Filhos de Cabral, Picciani e Cunha não se elegem

Filhos de Cabral, Picciani e Cunha não se elegem

Cabral, Picciani, Cunha. Três dos sobrenomes mais influentes da política fluminense nas últimas décadas voltaram às urnas no último domingo (8), desta vez representados por seus filhos. Sem sucesso. Marco Antônio Cabral, filho de Sérgio Cabral; Leonardo Picciani, filho de Jorge Picciani; e Danielle Cunha, filha de Eduardo Cunha, não se elegeram para o Congresso.

Eles eram candidatos a deputado federal, mas nem mesmo o repasse milionário do MDB, partido de todos os três, foi suficiente para impulsionar as candidaturas. Enquanto Leonardo e Marco Antônio receberam R$ 1,5 milhão da sigla, Danielle recebeu R$ 2 milhões.

O MDB elegeu três deputados federais, sendo o de pior desempenho com 54, 5 mil votos. Quem chegou mais perto deste patamar, dentre os três candidatos ao espólio de seus pais, foi Leonardo Picciani com longínquos 38 mil votos. Marco Antônio teve 19,6 mil e Danielle, 13 mil.

Antipetismo e esporte como campanha

Danielle escorou seu discurso no antipetismo. Tentou barrar a candidatura da ex-presidente Dilma Rousseff (PT) ao Senado, mas o TRE-MG negou. Seu pai foi o responsável por aceitar o pedido de abertura do impeachment contra Dilma, anos antes.

Já na campanha, ela ainda gravou vídeo a favor da candidatura de Jair Bolsonaro (PSL) à presidência. “Bolsonaro representa quem não quer a Dilma e não quer o PT no poder”, disse ela na ocasião, sem êxito.

Leonardo, ex-ministro do Esporte na gestão de Michel Temer (MDB), e Marco Antônio, ex-secretário de Esporte na gestão de Luiz Fernando Pezão (MDB), insistiram nos seus feitos na área para tentar arrebanhar votos.

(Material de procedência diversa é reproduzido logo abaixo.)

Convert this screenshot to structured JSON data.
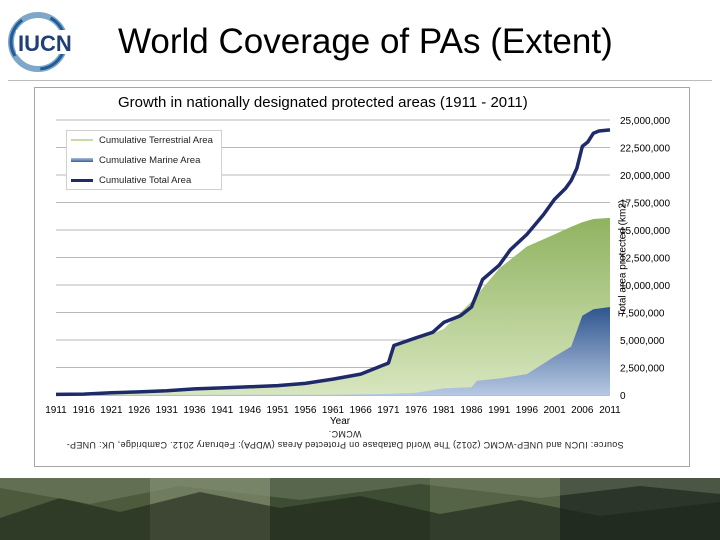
{
  "header": {
    "logo_text": "IUCN",
    "title": "World Coverage of PAs (Extent)"
  },
  "chart_data": {
    "type": "area",
    "title": "Growth in nationally designated protected areas (1911 - 2011)",
    "xlabel": "Year",
    "ylabel": "Total area protected (km2)",
    "xlim": [
      1911,
      2011
    ],
    "ylim": [
      0,
      25000000
    ],
    "x_ticks": [
      "1911",
      "1916",
      "1921",
      "1926",
      "1931",
      "1936",
      "1941",
      "1946",
      "1951",
      "1956",
      "1961",
      "1966",
      "1971",
      "1976",
      "1981",
      "1986",
      "1991",
      "1996",
      "2001",
      "2006",
      "2011"
    ],
    "y_ticks": [
      "0",
      "2,500,000",
      "5,000,000",
      "7,500,000",
      "10,000,000",
      "12,500,000",
      "15,000,000",
      "17,500,000",
      "20,000,000",
      "22,500,000",
      "25,000,000"
    ],
    "legend_position": "top-left",
    "grid": true,
    "series": [
      {
        "name": "Cumulative Terrestrial Area",
        "color": "#a8c77e",
        "x": [
          1911,
          1916,
          1921,
          1926,
          1931,
          1936,
          1941,
          1946,
          1951,
          1956,
          1961,
          1966,
          1971,
          1972,
          1976,
          1981,
          1986,
          1991,
          1996,
          2001,
          2004,
          2006,
          2008,
          2011
        ],
        "values": [
          50000,
          80000,
          200000,
          280000,
          380000,
          550000,
          650000,
          750000,
          850000,
          1050000,
          1400000,
          1850000,
          2800000,
          4400000,
          5000000,
          6000000,
          8500000,
          11500000,
          13500000,
          14600000,
          15300000,
          15700000,
          16000000,
          16100000
        ]
      },
      {
        "name": "Cumulative Marine Area",
        "color": "#3a5f9e",
        "x": [
          1911,
          1960,
          1966,
          1971,
          1976,
          1981,
          1986,
          1987,
          1991,
          1996,
          2001,
          2004,
          2006,
          2008,
          2011
        ],
        "values": [
          0,
          30000,
          60000,
          100000,
          200000,
          600000,
          700000,
          1300000,
          1500000,
          1900000,
          3500000,
          4400000,
          7200000,
          7800000,
          8000000
        ]
      },
      {
        "name": "Cumulative Total Area",
        "color": "#1f2a6b",
        "x": [
          1911,
          1916,
          1921,
          1926,
          1931,
          1936,
          1941,
          1946,
          1951,
          1956,
          1961,
          1966,
          1971,
          1972,
          1976,
          1979,
          1981,
          1984,
          1986,
          1988,
          1991,
          1993,
          1996,
          1999,
          2001,
          2003,
          2004,
          2005,
          2006,
          2007,
          2008,
          2009,
          2011
        ],
        "values": [
          50000,
          80000,
          200000,
          280000,
          380000,
          550000,
          650000,
          750000,
          850000,
          1050000,
          1450000,
          1900000,
          2900000,
          4500000,
          5200000,
          5700000,
          6600000,
          7200000,
          8000000,
          10500000,
          11800000,
          13200000,
          14600000,
          16400000,
          17800000,
          18800000,
          19500000,
          20600000,
          22600000,
          23000000,
          23800000,
          24000000,
          24100000
        ]
      }
    ]
  },
  "source_text": "Source: IUCN and UNEP-WCMC (2012) The World Database on Protected Areas (WDPA): February 2012. Cambridge, UK: UNEP-WCMC."
}
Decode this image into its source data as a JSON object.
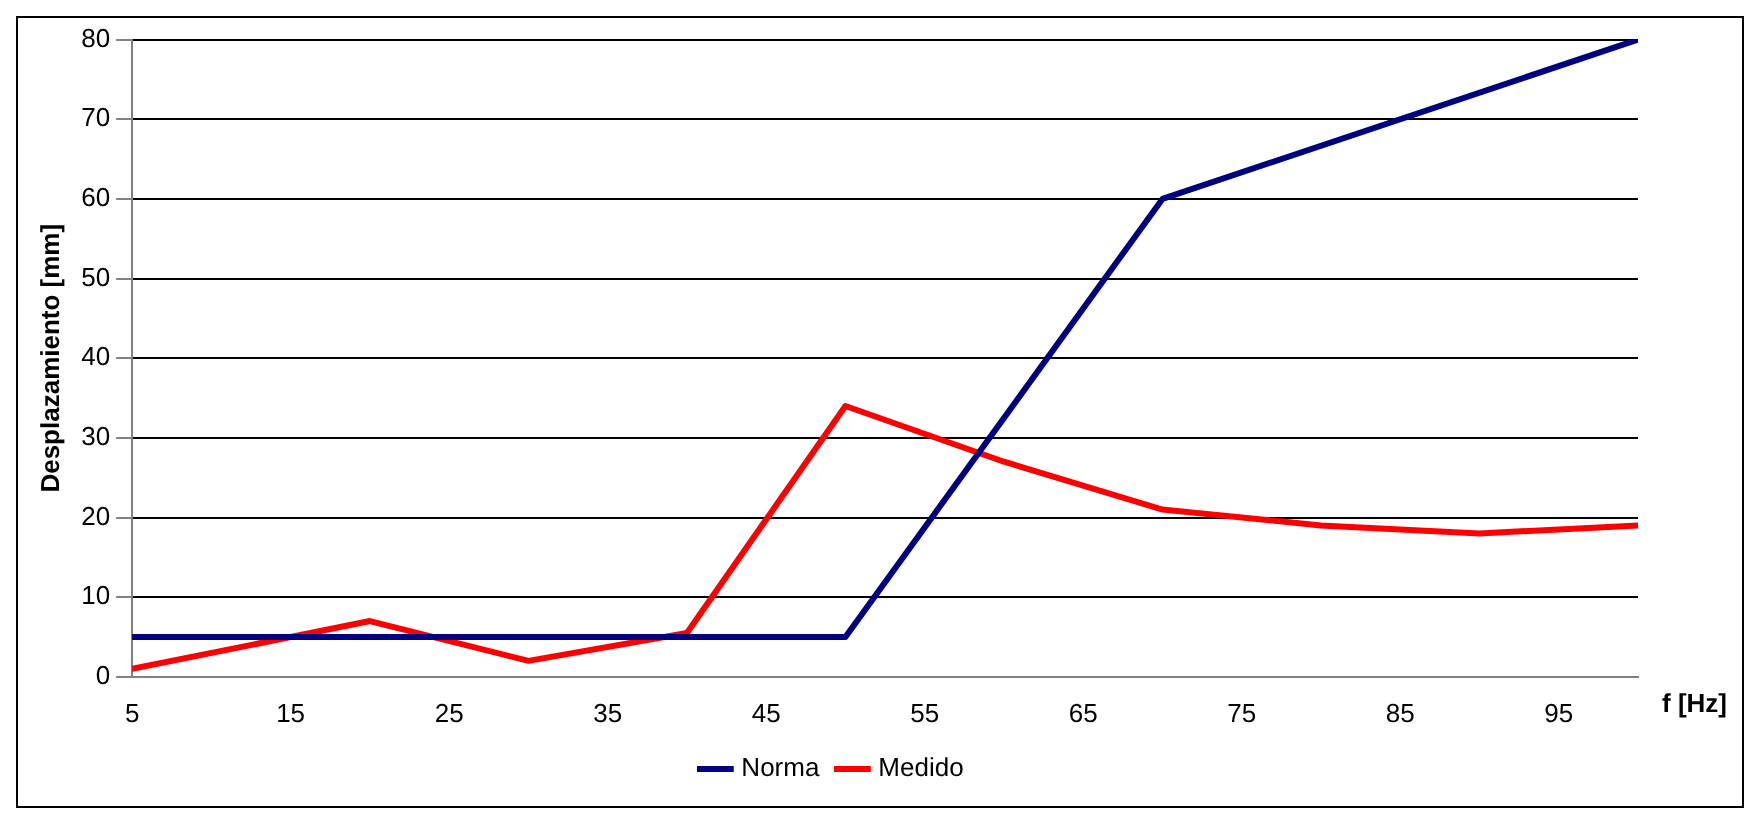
{
  "chart_data": {
    "type": "line",
    "xlabel": "f [Hz]",
    "ylabel": "Desplazamiento [mm]",
    "xlim": [
      5,
      100
    ],
    "xticks": [
      5,
      15,
      25,
      35,
      45,
      55,
      65,
      75,
      85,
      95
    ],
    "ylim": [
      0,
      80
    ],
    "yticks": [
      0,
      10,
      20,
      30,
      40,
      50,
      60,
      70,
      80
    ],
    "grid": "y",
    "legend": "bottom",
    "marker": "none",
    "line_style": "solid",
    "series": [
      {
        "name": "Norma",
        "color": "#000080",
        "x": [
          5,
          50,
          70,
          100
        ],
        "values": [
          5,
          5,
          60,
          80
        ]
      },
      {
        "name": "Medido",
        "color": "#ff0000",
        "x": [
          5,
          20,
          30,
          40,
          50,
          60,
          70,
          80,
          90,
          100
        ],
        "values": [
          1,
          7,
          2,
          5.5,
          34,
          27,
          21,
          19,
          18,
          19
        ]
      }
    ]
  }
}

Marco Antônio ainda contou, na campanha, com as presenças do lutador Rodrigo Nogueira, o Minotauro, do presidente da Liga Brasileira de MMA, Wallid Ismai; e do apresentador Edilson Silva. Todos gravaram vídeos fartamente exibidos em redes sociais.

Em setembro, o filho de Sérgio Cabral divulgou uma carta do pai. Nela, o ex-governador do Rio assumia os erros, mas dizia lutar para não ser punido pelo que não fez e saía em defesa do filho.

“Você não merece pagar pelos meus erros. Você fez um lindo mandato e merece a reeleição. Quem errou fui eu. E a população do Rio sabe disso”.